Филонов просидел еще какое-то время без движения, мысленно сочиняя историю оставшейся жизни Лопушиных по Степкиному раскладу. История выходила криминальная. Это печалило. Потом со вздохом все же он признал, что другого выхода у них просто-напросто нет. Эти Лопушины обнаглеют просто со временем и станут шантажировать их без конца. Вишь, уже и радиаторы им за свой счет покупай! Это уже сверх наглости.

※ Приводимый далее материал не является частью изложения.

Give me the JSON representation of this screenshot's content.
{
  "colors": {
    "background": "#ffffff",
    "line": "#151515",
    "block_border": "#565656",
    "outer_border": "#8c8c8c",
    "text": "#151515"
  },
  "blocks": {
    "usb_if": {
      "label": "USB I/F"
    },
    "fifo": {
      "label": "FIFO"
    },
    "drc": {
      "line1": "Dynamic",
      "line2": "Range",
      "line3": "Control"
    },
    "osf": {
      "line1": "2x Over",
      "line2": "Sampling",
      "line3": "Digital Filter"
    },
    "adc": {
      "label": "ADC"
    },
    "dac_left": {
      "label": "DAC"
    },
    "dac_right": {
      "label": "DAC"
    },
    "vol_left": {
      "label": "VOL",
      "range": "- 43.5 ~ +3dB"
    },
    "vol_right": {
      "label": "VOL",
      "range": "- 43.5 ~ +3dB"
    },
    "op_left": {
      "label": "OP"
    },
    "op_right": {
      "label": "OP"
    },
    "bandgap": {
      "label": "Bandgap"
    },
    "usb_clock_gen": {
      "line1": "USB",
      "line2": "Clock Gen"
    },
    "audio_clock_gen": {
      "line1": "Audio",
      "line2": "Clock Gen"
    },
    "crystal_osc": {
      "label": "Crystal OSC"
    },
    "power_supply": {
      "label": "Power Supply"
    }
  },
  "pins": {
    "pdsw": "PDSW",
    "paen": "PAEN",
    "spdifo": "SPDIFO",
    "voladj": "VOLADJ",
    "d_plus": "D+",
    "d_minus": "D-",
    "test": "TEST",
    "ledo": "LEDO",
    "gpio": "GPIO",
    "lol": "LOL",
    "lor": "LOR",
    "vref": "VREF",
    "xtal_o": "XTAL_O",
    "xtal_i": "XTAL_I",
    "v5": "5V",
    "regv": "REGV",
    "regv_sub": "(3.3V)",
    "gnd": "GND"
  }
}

Это уже он никак не спишет.
Он достал из стола пузырек корвалола и принялся интенсивно им трясти над крохотным стаканчиком…
– Ты идиот! – зашипела на мужа Валечка, стоило им выбраться на улицу из душного жэковского коридора. – Ты просто идиот, Ванечка!
– В смысле?
Потяжелевший за последний год Иван Сергеевич медленно повернулся в ее сторону всем телом. Смерил супругу – тоже не молодеющую – с головы до ног неприязненным взглядом. Особое внимание уделил ее ногам с выпирающими во все стороны вздувшимися венами. Долго смотрел, пристально, заведомо зная, как страдает она от отвратительного вида своих икр.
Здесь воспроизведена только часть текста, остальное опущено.